From 1961 to 1978 we are given vivid reminders of major events in Tokyo’s history starting with the 1964 Tokyo Olympics and the route taken by the marathon runners which can be seen in Tokyo Olympiad. In conjunction with the Olympics the New Otani hotel in Chiyoda was built and opened in 1964, at this time this was the tallest building in Tokyo and three years later it would feature in the James Bond movie You Only Live Twice as the headquarters of an evil organisation. From personal experience from the restaurants at the top of this building there is still a lovely view of Tokyo as well as the nearby Akasaka Palace. Another moment from history is shown in the 1971 movie Throw Away Your Books and Rally In The Streets, in the 1960s protests by the nation’s youths were common and this movies shows the chaos in the streets.

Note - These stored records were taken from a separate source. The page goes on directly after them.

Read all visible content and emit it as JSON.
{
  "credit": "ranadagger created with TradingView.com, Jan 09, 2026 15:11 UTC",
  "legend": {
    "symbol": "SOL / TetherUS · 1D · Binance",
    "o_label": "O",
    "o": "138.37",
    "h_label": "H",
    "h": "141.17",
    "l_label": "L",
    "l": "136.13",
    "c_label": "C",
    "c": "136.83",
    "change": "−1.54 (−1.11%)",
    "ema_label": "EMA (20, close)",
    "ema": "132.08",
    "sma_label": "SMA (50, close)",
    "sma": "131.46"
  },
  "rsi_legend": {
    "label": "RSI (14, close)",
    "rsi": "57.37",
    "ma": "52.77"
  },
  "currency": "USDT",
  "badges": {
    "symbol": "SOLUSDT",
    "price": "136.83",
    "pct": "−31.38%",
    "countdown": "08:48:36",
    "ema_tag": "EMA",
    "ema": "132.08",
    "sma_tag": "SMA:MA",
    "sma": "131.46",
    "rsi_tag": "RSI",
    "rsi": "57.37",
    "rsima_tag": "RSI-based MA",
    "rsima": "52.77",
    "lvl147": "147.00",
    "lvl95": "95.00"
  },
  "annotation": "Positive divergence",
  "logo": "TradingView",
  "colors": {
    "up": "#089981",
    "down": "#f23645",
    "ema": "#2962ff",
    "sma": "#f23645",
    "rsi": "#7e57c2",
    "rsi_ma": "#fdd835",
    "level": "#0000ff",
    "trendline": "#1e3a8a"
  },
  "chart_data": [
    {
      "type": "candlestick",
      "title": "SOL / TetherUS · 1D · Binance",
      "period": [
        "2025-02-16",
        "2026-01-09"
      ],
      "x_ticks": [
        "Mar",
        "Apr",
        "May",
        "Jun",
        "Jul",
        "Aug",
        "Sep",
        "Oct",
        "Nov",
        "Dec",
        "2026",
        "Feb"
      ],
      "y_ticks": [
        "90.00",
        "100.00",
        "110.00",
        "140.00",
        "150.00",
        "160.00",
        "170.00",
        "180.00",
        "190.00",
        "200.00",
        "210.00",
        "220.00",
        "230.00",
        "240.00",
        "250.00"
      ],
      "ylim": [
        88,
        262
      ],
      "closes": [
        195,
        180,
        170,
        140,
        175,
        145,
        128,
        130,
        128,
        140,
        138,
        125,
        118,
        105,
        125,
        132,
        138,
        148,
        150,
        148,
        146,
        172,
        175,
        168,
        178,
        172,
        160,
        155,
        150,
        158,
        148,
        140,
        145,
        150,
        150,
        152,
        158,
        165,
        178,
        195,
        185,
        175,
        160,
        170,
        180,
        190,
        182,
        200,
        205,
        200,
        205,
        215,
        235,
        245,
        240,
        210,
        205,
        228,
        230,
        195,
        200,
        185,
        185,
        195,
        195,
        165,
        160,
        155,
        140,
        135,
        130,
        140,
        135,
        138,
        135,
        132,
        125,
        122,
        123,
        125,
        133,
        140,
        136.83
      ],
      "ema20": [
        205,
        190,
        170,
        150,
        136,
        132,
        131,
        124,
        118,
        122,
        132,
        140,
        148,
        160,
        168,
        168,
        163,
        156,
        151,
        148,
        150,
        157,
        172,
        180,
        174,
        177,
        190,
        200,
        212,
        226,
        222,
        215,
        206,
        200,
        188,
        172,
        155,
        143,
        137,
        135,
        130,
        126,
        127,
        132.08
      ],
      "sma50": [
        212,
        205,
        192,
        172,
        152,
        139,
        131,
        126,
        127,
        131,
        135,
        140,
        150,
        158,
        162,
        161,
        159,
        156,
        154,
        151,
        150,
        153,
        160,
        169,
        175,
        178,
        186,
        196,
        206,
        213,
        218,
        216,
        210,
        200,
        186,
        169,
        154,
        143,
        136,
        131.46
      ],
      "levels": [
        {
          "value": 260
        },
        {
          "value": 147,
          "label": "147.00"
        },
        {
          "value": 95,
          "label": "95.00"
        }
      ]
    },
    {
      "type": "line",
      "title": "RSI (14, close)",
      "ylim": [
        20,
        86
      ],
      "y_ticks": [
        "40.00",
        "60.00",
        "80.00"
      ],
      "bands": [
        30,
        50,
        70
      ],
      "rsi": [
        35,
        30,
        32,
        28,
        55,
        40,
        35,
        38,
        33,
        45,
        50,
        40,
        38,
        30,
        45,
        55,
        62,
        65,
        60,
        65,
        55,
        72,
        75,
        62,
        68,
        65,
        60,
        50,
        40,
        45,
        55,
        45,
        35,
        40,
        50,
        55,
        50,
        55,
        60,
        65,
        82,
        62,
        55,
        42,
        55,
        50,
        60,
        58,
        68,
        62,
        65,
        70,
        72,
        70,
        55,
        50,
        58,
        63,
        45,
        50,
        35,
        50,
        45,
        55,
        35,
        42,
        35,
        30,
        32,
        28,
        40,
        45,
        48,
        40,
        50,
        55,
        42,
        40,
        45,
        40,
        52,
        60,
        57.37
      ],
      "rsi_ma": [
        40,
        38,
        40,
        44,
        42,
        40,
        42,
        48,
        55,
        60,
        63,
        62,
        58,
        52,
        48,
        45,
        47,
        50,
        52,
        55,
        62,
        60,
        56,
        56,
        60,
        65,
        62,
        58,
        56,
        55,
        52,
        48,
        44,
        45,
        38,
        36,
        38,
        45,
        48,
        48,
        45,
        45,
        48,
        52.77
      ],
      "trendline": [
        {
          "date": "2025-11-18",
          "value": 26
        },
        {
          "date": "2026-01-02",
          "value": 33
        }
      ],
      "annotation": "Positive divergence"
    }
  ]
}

The third section starts to bring this overview of Tokyo movie scenes up to date as the period 1979-1999 includes scenes from Tokyo Tower in the 1985 film Tokyo-Ga and also the animated movie Pom Poko. This Studio Ghibli movie was based on a real life area of Tokyo called Tama Hills which was redeveloped for human habitation and tells the fiction tale of the fight the raccoons (tanuki) fought to protect the shrinking forest. There is also another scene from Takeshi Kitano’s Kikujiro, as a young man he lived in the area of Asakusa and at the beginning of this film we are taken on a quick tour of this same place seen through the eyes of a boy.

As can be expected the final journey of Tokyo’s cinematic history brings us to the most recent, as well as iconic, movies such as Lost In TranslationKill Bill, and The Taste of Fish (Tsukiji Uogashi Sandaime). Scenes from Pachinko parlours, bridges, bookshops and fish markets are shown, and of course all can be still seen today. For anyone interested in Japanese cinema and with an opportunity to visit Tokyo this book is a must buy. Not only does cinema bring a city to life, but it is a pleasure to see the same places with your own eyes.